Have you noticed those ads on brain health? They are on television, on social media, and well, pretty much everywhere. And they always catch my attention. No matter your age, doesn’t having a top-notch functioning brain sound like an excellent plan?
Several different authors have suggested that our brains would be more flexible and vital if we learned a second language. Hmm. I decided that had possibilities. I had taken two years of French in high school, back when the dinosaurs roamed the earth, and perhaps I might even remember a bit of it.
So I started searching online. I was on a mission now. Find out how to learn a second language and improve my brain. I asked a friend, who recommended Duolingo, a free language-learning app. I downloaded it, and I was off to learn French.
For those of you saying, “Oh, no. That would be hard!”, yes, of course. It takes practice and some work. But putting in that effort is what increases our brain health and power. Sounds like a winner to me. And I’m discovering it’s very interesting, too. Here are some examples:
I started noticing what we don’t have words for in English. Did you notice that we are a bipolar language? In other words, we tend to speak most often in opposites. In my opinion, we have very few words to describe something that is in the middle.
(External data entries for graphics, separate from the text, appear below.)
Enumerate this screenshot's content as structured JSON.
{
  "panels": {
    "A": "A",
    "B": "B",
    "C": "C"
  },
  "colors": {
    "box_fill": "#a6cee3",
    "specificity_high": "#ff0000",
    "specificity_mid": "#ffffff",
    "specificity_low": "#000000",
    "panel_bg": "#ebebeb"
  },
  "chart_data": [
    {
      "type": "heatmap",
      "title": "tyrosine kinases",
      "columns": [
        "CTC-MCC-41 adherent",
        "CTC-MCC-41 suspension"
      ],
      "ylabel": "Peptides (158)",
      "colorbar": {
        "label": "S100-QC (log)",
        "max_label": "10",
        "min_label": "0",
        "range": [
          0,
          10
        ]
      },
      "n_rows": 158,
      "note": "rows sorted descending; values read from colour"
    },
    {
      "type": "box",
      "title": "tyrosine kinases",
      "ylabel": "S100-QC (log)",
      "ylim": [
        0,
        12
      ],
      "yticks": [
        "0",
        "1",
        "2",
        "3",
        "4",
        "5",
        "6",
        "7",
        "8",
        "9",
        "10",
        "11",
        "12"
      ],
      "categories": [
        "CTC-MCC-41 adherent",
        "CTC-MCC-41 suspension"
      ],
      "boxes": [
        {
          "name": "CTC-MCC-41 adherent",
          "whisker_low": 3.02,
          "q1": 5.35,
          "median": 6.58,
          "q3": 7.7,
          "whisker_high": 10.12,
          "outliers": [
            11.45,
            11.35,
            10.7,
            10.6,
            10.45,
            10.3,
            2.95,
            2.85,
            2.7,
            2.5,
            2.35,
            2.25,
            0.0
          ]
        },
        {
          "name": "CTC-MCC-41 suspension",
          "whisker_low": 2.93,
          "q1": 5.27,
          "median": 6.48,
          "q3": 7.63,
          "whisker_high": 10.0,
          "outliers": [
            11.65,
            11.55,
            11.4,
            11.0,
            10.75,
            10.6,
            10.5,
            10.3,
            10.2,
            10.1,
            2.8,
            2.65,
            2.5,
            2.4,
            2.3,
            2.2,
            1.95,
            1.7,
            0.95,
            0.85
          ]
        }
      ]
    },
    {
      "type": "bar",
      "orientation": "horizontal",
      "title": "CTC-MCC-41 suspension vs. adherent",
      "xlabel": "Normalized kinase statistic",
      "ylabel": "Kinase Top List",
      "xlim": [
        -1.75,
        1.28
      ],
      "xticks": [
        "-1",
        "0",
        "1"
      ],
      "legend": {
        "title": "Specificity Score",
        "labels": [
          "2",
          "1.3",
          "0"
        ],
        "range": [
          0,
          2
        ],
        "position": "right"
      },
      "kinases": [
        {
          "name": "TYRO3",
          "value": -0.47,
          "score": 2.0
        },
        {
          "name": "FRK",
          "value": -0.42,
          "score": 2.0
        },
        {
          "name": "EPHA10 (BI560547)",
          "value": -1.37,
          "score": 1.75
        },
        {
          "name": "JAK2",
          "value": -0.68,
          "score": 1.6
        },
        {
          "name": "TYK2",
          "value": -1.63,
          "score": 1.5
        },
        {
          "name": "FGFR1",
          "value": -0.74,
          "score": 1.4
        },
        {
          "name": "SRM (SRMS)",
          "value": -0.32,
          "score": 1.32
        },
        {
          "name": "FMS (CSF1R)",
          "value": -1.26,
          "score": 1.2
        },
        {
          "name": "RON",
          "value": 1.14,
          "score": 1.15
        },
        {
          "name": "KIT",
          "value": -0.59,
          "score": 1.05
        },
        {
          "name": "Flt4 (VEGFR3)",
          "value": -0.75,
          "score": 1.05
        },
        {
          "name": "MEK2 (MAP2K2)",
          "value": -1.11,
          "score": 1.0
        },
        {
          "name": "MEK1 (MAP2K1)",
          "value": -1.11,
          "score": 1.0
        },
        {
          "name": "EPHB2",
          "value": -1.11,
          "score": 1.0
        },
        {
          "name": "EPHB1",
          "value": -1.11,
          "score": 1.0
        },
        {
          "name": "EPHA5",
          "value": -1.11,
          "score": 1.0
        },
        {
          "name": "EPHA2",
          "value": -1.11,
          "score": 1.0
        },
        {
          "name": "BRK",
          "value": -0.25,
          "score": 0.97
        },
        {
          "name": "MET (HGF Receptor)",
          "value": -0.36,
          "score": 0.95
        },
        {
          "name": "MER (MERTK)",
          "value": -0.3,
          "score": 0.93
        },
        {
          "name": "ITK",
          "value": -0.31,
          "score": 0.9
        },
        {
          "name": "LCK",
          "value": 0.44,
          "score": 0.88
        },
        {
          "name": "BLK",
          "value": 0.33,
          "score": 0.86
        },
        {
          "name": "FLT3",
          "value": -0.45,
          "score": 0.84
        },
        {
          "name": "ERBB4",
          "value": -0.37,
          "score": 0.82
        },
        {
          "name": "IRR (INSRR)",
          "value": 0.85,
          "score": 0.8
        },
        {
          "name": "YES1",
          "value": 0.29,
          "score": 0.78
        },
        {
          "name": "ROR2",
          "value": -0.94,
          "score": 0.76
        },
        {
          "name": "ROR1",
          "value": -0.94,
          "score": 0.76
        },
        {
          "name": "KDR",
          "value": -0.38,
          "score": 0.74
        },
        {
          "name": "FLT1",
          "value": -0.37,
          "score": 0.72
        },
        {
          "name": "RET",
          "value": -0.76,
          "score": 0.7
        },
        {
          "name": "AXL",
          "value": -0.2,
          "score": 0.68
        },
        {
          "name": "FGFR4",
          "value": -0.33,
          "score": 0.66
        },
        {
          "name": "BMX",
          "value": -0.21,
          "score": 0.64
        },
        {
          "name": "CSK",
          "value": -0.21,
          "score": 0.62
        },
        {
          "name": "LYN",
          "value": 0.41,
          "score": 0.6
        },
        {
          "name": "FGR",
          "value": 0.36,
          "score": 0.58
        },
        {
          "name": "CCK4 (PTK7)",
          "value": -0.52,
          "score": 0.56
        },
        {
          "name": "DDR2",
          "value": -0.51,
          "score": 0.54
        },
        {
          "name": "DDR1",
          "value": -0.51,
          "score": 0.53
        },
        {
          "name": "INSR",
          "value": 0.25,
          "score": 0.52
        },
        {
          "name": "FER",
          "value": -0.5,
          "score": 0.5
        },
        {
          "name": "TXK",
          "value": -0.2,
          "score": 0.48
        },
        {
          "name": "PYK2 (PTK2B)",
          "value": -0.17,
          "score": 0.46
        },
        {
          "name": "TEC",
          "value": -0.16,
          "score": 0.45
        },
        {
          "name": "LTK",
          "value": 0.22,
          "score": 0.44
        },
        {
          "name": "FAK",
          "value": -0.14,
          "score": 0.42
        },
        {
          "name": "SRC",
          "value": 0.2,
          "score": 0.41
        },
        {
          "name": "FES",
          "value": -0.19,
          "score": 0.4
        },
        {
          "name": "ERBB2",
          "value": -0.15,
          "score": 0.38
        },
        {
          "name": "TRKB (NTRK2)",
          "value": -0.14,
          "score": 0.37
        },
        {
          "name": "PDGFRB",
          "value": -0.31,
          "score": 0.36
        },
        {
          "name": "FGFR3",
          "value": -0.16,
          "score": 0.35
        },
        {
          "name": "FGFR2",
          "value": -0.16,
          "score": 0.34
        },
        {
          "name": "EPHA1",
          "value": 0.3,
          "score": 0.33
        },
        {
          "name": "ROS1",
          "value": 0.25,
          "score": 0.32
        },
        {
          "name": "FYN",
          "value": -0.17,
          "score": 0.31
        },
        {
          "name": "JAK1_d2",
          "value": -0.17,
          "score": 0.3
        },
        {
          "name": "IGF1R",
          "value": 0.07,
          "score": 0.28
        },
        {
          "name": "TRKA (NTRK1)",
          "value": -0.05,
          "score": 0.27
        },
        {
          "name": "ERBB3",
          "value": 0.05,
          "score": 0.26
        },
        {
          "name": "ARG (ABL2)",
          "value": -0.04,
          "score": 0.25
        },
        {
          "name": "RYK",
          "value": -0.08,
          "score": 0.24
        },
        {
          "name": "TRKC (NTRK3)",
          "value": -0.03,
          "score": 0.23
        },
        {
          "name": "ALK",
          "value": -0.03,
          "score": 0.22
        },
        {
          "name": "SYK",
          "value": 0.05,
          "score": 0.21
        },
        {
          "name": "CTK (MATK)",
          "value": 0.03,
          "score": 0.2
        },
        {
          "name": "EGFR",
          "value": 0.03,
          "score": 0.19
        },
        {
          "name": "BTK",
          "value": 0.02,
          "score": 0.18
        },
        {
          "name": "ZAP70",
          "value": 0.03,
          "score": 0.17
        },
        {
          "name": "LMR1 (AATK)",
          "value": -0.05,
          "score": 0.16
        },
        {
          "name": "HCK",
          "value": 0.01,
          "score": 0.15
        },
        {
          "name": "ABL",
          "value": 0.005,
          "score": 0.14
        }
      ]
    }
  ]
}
For example, if I say something is ‘hot’, the opposite word is ‘cold’. The middle word to describe halfway between hot and cold is ‘warm’. But having that middle word is a rarity. Would you like to have some fun with this?
Read each word in the list here, then say the opposite word (like hot/cold), and then the word that describes halfway between each (warm).
- Difficult; 2. Rich; 3. Open; 4. Success.
Isn’t that something? The opposite words are easy. But in English, to describe something in the middle, we find ourselves saying some version of ‘average’, ‘medium’ or ‘middle’, or having to use one of the opposite words as in “halfway open”. So if we are speaking only in English, we tend to speak in opposites.
Doesn’t it seem that this could affect how we perceive people and situations? As an example, let’s say we’re dating someone. He’s not the most handsome person ever. But he’s absolutely not ugly either. What is he? Hmm…. But if we say ‘He’s average.’, it sounds a bit negative. So, I guess I would look for something that is a really ‘great’ characteristic, like “He’s got a great personality.”
And that made me want to learn more about how language can change the way we describe things. I found a YouTube ‘Ted Talk’ clip about speaking in Chinese. The speaker said it’s easier to save money if you speak about it in Chinese. That caught my interest. Turns out, according to him, in Chinese, you aren’t able to say ‘some day’ about saving money. If you talk about it, the Chinese language structure indicates it is happening right now. Wow! Wouldn’t that make it easier to get myself in gear if I said, “I am saving money right this minute.”?
As you can tell, I was intrigued by how languages can be so different, and I’m still only scratching the surface. For example. another difference between languages is that sometime nouns (You know – the name of a person, place or thing.) have gender. Yes! And I wonder how that started and who decided which gender something is.
In French, for example, apples are feminine. ‘la pomme’. But dogs are masculine. ‘le chien’. That wakes up my brain. And now I’m looking forward to finding out how you indicate that your particular dog is a girl. That will be helpful to know in conversation.
As I studied, I had to learn a new order for the words in a sentence. ‘My dog’ in English is said as ‘the dog of me’ in French.
And you know how we say a ‘white house’ in English? If we think in English, we first look at the color, and then the object itself.
But I found out that in Spanish, we say ‘Casa blanca’. First we focus on the object, the house, and then we describe the color. I never thought of that before. So if I’m speaking a different language, it helps me be more observant. I look at things in both ways. Who knew that a new language could provide such rich brain food?
The more I learn, the more interesting it becomes. I suspect that learning all these new things are what the authors of those article meant about improving our brains. Studying a new way to talk helps our brains stay more active and elastic.
What I have noticed personally is that since I have been spending about twenty minutes a day on this, my brain does seem more alert. That’s priceless. Perhaps it is a complete coincidence, or perhaps it’s because I’m stretching myself, and using my brain to learn something new. And because learning French is so much fun, I’ve added in Spanish and Italian, too.
So if this seems interesting and fun to you, perhaps, you, too, might enjoy learning a new language. And we could practice together. Parlez-vous français? Do you speak French?